American Alpine Jounrna and Accidents in North American Climbing

Wisconsin, Devil's Lake Practice Bluffs

  • Accident Reports
  • Accident Year:
  • Publication Year: 1956

Wisconsin, Devel’s Lake Practice Bluffs—On October 16, 1955, the weekly Sunday rock climb of the Wisconsin Hoofer Mountaineers was attended by nine climbers and four leaders. Four rope teams commenced climbing the quartzite buttresses of the east bluffs. The rocks were dry, the weather cool. After completing the first pitch two rope teams started climbing simultaneously two different routes on the same buttress. At this point Steve Smith, a relatively new climber, became impatient and left his party to traverse diagonally upward across the buttress alone.
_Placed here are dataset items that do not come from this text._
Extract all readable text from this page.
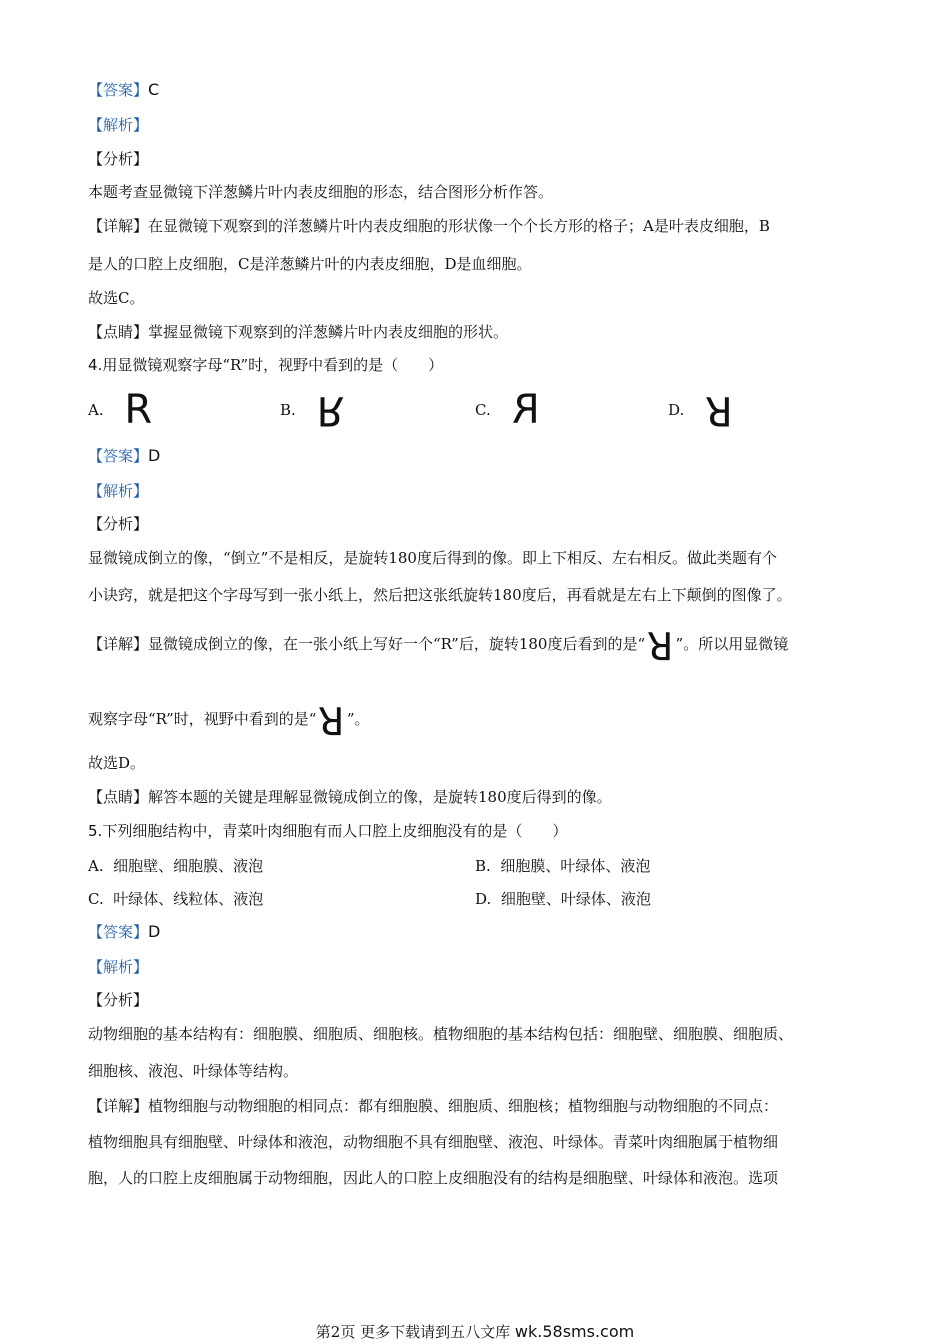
【答案】C
【解析】
【分析】
本题考查显微镜下洋葱鳞片叶内表皮细胞的形态，结合图形分析作答。
【详解】在显微镜下观察到的洋葱鳞片叶内表皮细胞的形状像一个个长方形的格子；A是叶表皮细胞，B
是人的口腔上皮细胞，C是洋葱鳞片叶的内表皮细胞，D是血细胞。
故选C。
【点睛】掌握显微镜下观察到的洋葱鳞片叶内表皮细胞的形状。
4.用显微镜观察字母“R”时，视野中看到的是（　　）
A. R	B. R	C. R	D. R
【答案】D
【解析】
【分析】
显微镜成倒立的像，“倒立”不是相反，是旋转180度后得到的像。即上下相反、左右相反。做此类题有个
小诀窍，就是把这个字母写到一张小纸上，然后把这张纸旋转180度后，再看就是左右上下颠倒的图像了。
【详解】显微镜成倒立的像，在一张小纸上写好一个“R”后，旋转180度后看到的是“R ”。所以用显微镜
观察字母“R”时，视野中看到的是“R ”。
故选D。
【点睛】解答本题的关键是理解显微镜成倒立的像，是旋转180度后得到的像。
5.下列细胞结构中，青菜叶肉细胞有而人口腔上皮细胞没有的是（　　）
A. 细胞壁、细胞膜、液泡	B. 细胞膜、叶绿体、液泡
C. 叶绿体、线粒体、液泡	D. 细胞壁、叶绿体、液泡
【答案】D
【解析】
【分析】
动物细胞的基本结构有：细胞膜、细胞质、细胞核。植物细胞的基本结构包括：细胞壁、细胞膜、细胞质、
细胞核、液泡、叶绿体等结构。
【详解】植物细胞与动物细胞的相同点：都有细胞膜、细胞质、细胞核；植物细胞与动物细胞的不同点：
植物细胞具有细胞壁、叶绿体和液泡，动物细胞不具有细胞壁、液泡、叶绿体。青菜叶肉细胞属于植物细
胞，人的口腔上皮细胞属于动物细胞，因此人的口腔上皮细胞没有的结构是细胞壁、叶绿体和液泡。选项
第2页 更多下载请到五八文库 wk.58sms.com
His leader climbed upward without knowledge of this. Smith’s chosen traverse led to a point 18 feet off the ground and brought him to a ledge gained simultaneously by Tom Benedict, the leader of the rope team ascending the opposite side. Benedict then directed him to retrace his route to rejoin his party. Smith remained on the ledge while Benedict examined the route upward. It consisted of an inside corner climb containing a layback crack which Benedict judged unsuitable for the party. Benedict then selected a parallel route for his party, expecting Smith to follow his advice. At this point Smith, now out of sight, attempted the rejected route alone. He climbed up to the layback crack where insufficient holds caused him to free fall a distance of 25-30 feet, resulting in a compound fracture of both bones of the right lower leg. Evacuation was accomplished by stretcher and truck in about 90 minutes.

Source: Club members present at the time of the accident.

Analysis: Inexperienced climber attempting to exceed abilities, failure to accept judgment of leader.